VACAVILLE, Calif. (AP) — Pacific Gas & Electric — one of the nation’s largest utilities whose equipment has sparked some of California’s deadliest wildfires — wants to bury power lines in some of its most at-risk areas to prevent destructive blazes like the 2018 Paradise fire that killed 85 people.
But state regulators are balking at the utility’s plan because it would take too long and cost $5.9 billion. The company’s customers — who already have some of the highest rates in the country — would have to pay for it.
Regulators want PG&E to put a protective cover over many of its overhead power lines instead of burying them. The cover approach is cheaper, but riskier. PG&E says burying a power line reduces the chance it will start a wildfire by 99% because it can’t be blown down by wind storms. The protective cover, which would better insulate the power line should it fall to the ground, would reduce that chance by 62%.
“We’re not going to live with 35% risk,” said PG&E CEO Patti Poppe, who was rounding down in her assessment. “Who wants to get on a plane that has a 35% chance of crashing?”
PG&E, which filed for bankruptcy protection in 2019 after it faced more than $30 billion in damages for wildfires started by its equipment, is trying to convince regulators that its burying plan is better. The company filed its plan with state regulators last year.
The California Public Utilities Commission, whose members are appointed by Gov. Gavin Newsom, is scheduled to decide the issue next month. PG&E will make it’s case in person before the commission on Wednesday.
What PG&E wants to do is unprecedented in both scale and speed. It’s plan to bury 2,000 miles of power lines is part of a broader goal of putting 10,000 miles underground over the next decade. The case is being closely watched, not just in California but throughout the country as more utilities weigh the risks versus the cost of burying power lines.
Most of the nation’s power lines are above ground because it’s cheaper to do it that way. But more utilities have been burying power lines in response to bigger and more destructive natural disasters.
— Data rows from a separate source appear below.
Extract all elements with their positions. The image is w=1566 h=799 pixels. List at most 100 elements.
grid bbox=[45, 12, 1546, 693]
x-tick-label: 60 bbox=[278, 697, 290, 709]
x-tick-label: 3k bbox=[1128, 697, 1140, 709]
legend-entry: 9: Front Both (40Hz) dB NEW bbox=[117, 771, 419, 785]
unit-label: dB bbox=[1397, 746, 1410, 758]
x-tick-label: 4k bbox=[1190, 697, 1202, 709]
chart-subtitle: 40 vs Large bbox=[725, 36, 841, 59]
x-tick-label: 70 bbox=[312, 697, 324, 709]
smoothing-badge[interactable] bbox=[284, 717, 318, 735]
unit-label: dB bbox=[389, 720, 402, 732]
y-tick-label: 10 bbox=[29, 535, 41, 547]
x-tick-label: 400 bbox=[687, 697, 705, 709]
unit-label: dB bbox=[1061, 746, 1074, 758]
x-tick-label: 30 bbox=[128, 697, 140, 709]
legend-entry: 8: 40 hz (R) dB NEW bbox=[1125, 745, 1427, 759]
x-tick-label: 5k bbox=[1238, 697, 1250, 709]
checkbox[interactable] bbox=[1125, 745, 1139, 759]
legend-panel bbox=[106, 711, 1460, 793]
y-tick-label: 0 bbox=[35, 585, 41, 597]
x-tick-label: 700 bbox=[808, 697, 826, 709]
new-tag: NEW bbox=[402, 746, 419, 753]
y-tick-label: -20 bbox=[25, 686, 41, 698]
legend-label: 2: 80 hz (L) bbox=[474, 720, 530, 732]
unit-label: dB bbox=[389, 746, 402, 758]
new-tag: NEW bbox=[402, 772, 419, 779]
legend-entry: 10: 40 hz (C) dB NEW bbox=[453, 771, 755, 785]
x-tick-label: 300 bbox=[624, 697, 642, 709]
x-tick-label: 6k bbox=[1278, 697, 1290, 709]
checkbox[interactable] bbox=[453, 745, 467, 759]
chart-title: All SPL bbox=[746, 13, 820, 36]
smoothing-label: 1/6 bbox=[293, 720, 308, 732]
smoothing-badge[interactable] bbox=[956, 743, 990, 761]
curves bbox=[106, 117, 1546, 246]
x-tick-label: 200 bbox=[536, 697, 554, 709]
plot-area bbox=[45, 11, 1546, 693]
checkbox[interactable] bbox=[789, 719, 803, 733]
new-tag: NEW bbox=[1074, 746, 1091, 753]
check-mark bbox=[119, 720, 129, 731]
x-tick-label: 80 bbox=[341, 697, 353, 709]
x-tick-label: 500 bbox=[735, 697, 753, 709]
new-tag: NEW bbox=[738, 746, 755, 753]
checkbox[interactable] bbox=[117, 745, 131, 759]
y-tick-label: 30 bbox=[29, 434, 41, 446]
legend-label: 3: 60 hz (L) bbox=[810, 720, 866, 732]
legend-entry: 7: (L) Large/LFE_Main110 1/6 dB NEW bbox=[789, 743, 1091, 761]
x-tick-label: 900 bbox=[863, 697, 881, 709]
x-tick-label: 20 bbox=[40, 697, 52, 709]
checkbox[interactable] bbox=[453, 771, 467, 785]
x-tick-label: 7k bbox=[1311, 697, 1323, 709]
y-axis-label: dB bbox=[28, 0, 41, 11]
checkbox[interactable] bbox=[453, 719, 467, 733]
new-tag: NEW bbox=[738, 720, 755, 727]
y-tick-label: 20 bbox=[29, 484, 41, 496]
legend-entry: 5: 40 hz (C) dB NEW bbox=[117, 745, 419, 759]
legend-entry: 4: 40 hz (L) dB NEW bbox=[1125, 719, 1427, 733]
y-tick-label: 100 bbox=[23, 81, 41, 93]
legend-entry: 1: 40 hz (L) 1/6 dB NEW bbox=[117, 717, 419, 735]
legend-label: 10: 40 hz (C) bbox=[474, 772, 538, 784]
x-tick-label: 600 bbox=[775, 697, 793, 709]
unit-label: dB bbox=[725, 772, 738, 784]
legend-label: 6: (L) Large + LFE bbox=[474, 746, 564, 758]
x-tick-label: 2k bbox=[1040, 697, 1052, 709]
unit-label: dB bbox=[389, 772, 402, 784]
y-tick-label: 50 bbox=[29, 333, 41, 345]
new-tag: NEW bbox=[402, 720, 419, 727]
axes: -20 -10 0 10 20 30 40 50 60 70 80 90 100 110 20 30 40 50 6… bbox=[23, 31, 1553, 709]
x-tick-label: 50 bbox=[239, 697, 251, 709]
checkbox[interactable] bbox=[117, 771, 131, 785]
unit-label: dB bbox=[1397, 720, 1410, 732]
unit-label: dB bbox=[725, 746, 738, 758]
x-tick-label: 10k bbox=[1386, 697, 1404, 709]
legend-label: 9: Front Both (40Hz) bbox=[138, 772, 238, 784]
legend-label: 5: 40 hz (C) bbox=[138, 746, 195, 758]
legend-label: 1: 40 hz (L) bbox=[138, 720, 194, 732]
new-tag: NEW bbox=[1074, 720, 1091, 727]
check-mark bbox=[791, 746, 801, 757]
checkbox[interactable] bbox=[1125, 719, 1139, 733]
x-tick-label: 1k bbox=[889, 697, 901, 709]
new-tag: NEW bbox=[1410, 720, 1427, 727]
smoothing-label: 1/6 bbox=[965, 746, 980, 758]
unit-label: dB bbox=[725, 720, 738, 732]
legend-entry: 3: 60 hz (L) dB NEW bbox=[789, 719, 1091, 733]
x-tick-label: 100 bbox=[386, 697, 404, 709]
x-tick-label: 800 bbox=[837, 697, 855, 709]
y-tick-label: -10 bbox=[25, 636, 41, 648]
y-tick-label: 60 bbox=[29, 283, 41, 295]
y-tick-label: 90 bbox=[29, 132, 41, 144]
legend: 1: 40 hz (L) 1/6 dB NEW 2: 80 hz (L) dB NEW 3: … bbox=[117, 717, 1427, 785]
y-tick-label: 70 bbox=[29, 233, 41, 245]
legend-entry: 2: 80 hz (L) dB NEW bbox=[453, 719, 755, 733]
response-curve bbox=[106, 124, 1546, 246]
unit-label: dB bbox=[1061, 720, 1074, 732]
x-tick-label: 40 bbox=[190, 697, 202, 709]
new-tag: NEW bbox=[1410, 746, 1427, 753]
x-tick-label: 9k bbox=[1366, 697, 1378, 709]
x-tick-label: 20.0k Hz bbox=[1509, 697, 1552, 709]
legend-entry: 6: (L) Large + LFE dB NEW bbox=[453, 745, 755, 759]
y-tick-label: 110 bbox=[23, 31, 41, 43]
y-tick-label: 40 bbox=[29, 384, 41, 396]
The issue can have repercussions beyond the price of electricity. In the past year, seven of the top 12 insurance companies doing business in California have either paused or restricted new business in the state, citing wildfire risk.
On a recent afternoon, Poppe — PG&E’s CEO since 2021 — visited a construction site between Sacramento and San Francisco where crews were burying a stretch of overhead power lines. Poppe was there to celebrate the company meeting its goal of burying at least 350 miles of power lines this year, a milestone she says is proof the company can meet its ambitious targets.
“One of the big criticisms about PG&E is we did not adapt to changing conditions. Everyone says we should have seen these wildfire conditions. Everyone says PG&E should have invested in the infrastructure,” Poppe told The Associated Press. “And so, here we are. We’ve now changed and we’re asking people to catch up with us.”
Critics scoff, noting that PG&E’s plan would boost profits for a company that pleaded guilty to 84 counts of manslaughter in connection with the 2018 wildfire that mostly destroyed the town of Paradise. Their plan, which includes projects in addition to burying power lines, would raise customer rates an average of nearly 18%, or $38.73 per month.
“I really find it hard to believe anything they say about their commitment to safety. They are going to make a lot of money burying these lines,” said Ken Cook, president of Environmental Working Group and a PG&E customer.
The Public Utilities Commission is considering two other plans that would include both burying power lines and using protective coverings. The plans reduce the number of power lines that PG&E could bury by at least half. One plan would raise rates by just over 12% and the other would raise rates by about 10%.
Already, PG&E’s residential rates have more than doubled since 2006. It’s been even worse for low-income customers, whose rates have gone up 170% over that same time period, according to The Utility Reform Network, an advocacy group for ratepayers. PG&E says its electric-only rates have increased an average of 4% per year since 2006.